CVE-2016-2074 is an example advisory document.
Step 3b: Fix¶
Steps 3a and 3b may proceed in parallel.
The security team develops and obtains (private) reviews for patches that fix the vulnerability. If necessary, the security team pulls in additional developers, who must agree to maintain confidentiality.
Step 4: Embargoed Disclosure¶
The security advisory and patches are sent to downstream stakeholders, with an embargo date and time set from the time sent. Downstream stakeholders are expected not to deploy or disclose patches until the embargo is passed.
A disclosure date is negotiated by the security team working with the bug submitter as well as vendors. However, the OVN security team holds the final say when setting a disclosure date. The timeframe for disclosure is from immediate (esp. if it’s already publicly known) to a few weeks. As a basic default policy, we expect report date to disclosure date to be 10 to 15 business days.
Operating system vendors are obvious downstream stakeholders. It may not be necessary to be too choosy about who to include: any major OVN user who is interested and can be considered trustworthy enough could be included.

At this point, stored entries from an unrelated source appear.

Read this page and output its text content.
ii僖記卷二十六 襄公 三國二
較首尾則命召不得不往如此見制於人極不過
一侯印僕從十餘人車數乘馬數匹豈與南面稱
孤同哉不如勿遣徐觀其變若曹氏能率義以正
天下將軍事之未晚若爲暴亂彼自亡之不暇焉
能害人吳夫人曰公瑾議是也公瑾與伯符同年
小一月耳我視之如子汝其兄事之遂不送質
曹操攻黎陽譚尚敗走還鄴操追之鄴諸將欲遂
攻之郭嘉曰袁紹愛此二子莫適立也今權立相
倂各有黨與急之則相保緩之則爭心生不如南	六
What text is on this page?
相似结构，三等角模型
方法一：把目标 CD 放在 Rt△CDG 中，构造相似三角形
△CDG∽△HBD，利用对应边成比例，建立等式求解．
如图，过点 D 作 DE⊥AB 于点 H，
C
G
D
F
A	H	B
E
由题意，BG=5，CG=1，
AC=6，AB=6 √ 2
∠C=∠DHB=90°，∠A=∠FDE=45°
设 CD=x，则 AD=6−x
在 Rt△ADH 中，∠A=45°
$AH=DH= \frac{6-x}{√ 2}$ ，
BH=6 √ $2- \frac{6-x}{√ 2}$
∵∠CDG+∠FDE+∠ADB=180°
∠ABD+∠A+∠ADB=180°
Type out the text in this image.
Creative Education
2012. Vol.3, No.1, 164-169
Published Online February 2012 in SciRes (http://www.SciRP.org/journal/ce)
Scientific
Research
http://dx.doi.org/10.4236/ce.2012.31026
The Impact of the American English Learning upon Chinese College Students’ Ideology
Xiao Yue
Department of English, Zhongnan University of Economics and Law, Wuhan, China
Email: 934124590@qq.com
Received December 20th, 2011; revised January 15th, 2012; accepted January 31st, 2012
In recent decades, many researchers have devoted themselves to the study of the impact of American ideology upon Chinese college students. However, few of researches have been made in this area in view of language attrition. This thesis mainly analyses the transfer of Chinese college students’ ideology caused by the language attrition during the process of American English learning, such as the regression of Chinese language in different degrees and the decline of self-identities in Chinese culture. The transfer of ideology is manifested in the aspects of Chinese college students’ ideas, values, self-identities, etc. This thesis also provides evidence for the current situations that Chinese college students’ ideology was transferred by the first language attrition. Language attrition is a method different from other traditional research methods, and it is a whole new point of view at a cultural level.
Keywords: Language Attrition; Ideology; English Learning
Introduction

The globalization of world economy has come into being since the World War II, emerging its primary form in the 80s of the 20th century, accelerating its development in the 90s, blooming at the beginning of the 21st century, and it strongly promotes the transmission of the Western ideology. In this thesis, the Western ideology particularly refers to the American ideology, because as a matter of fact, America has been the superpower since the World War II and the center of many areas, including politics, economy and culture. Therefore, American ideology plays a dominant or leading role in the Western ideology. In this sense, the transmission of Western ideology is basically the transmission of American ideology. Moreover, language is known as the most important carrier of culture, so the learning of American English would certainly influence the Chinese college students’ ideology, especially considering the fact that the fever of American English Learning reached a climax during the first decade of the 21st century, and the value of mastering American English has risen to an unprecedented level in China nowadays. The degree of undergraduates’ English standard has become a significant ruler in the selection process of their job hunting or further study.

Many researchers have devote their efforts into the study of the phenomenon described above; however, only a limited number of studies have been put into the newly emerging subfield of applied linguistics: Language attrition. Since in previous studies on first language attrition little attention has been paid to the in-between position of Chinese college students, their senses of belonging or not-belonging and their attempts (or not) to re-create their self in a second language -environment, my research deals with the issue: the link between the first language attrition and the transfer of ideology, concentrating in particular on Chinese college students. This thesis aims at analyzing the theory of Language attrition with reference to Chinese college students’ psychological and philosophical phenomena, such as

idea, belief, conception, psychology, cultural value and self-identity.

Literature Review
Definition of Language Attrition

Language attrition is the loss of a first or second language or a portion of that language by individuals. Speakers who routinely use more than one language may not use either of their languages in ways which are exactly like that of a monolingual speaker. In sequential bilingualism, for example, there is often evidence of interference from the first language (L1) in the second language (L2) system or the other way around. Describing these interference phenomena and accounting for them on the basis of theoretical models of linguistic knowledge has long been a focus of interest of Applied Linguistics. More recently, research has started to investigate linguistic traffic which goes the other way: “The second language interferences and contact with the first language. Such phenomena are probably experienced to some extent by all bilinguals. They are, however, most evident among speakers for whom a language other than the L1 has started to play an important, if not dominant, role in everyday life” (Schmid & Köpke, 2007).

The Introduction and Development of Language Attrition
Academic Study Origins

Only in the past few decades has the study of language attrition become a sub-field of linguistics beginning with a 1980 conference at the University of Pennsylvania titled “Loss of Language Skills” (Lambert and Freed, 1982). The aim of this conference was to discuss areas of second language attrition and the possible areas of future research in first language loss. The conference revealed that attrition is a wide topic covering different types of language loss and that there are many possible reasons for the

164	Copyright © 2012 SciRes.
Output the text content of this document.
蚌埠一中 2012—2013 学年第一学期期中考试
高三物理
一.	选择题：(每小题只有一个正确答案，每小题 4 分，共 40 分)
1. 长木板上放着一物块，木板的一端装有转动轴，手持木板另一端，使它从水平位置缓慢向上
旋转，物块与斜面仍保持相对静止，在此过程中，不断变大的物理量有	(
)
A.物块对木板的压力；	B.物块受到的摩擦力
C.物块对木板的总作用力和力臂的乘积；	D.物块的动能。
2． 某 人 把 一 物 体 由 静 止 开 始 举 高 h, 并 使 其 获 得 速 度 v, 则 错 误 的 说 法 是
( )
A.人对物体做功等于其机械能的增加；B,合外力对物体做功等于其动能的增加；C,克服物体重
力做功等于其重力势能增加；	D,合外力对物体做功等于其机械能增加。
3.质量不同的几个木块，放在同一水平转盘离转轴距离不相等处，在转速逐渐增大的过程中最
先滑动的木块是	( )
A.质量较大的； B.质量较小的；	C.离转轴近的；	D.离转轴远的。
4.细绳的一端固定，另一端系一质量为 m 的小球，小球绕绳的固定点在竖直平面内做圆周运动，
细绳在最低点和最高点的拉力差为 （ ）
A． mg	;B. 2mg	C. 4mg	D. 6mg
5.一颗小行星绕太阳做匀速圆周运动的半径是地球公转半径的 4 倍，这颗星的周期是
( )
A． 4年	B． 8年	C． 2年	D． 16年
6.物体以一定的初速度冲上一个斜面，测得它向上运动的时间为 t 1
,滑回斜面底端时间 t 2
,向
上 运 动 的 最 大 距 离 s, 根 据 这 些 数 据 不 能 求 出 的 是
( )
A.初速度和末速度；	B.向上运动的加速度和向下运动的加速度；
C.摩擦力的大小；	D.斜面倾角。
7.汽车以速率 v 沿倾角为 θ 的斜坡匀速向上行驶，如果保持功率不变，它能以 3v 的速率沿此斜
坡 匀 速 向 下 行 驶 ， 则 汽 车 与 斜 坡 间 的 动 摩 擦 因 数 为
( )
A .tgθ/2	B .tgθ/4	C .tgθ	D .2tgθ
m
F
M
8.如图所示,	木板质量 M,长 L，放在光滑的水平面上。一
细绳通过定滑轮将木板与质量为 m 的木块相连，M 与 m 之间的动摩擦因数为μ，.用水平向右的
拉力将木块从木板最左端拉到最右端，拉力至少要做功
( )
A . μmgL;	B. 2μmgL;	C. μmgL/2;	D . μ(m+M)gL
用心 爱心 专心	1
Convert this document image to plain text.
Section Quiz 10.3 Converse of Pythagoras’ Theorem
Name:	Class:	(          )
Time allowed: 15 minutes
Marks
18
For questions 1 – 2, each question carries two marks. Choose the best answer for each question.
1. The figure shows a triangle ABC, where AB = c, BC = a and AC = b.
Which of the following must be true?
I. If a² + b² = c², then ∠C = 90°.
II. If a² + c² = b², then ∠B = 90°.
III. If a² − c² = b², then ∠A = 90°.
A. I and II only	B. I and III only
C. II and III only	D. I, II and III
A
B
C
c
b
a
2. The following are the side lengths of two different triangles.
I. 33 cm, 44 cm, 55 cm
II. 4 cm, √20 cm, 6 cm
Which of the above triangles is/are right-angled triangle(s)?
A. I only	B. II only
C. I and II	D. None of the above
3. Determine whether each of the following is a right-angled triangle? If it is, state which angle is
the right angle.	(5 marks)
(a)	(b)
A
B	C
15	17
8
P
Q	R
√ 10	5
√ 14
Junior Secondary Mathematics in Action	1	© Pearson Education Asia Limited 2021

To become a downstream stakeholder, email the ovs-security mailing list.
If the vulnerability is already public, skip this step.
Step 5: Public Disclosure¶
When the embargo expires, push the (reviewed) patches to appropriate branches, post the patches to the ovs-dev mailing list (noting that they have already been reviewed and applied), post the security advisory to appropriate mailing lists (ovs-announce, ovs-discuss), and post the security advisory on the OVN webpage.
When the patch is applied to LTS (long-term support) branches, a new version should be released.
The security advisory should be GPG-signed by a security team member with a key that is in a public web of trust.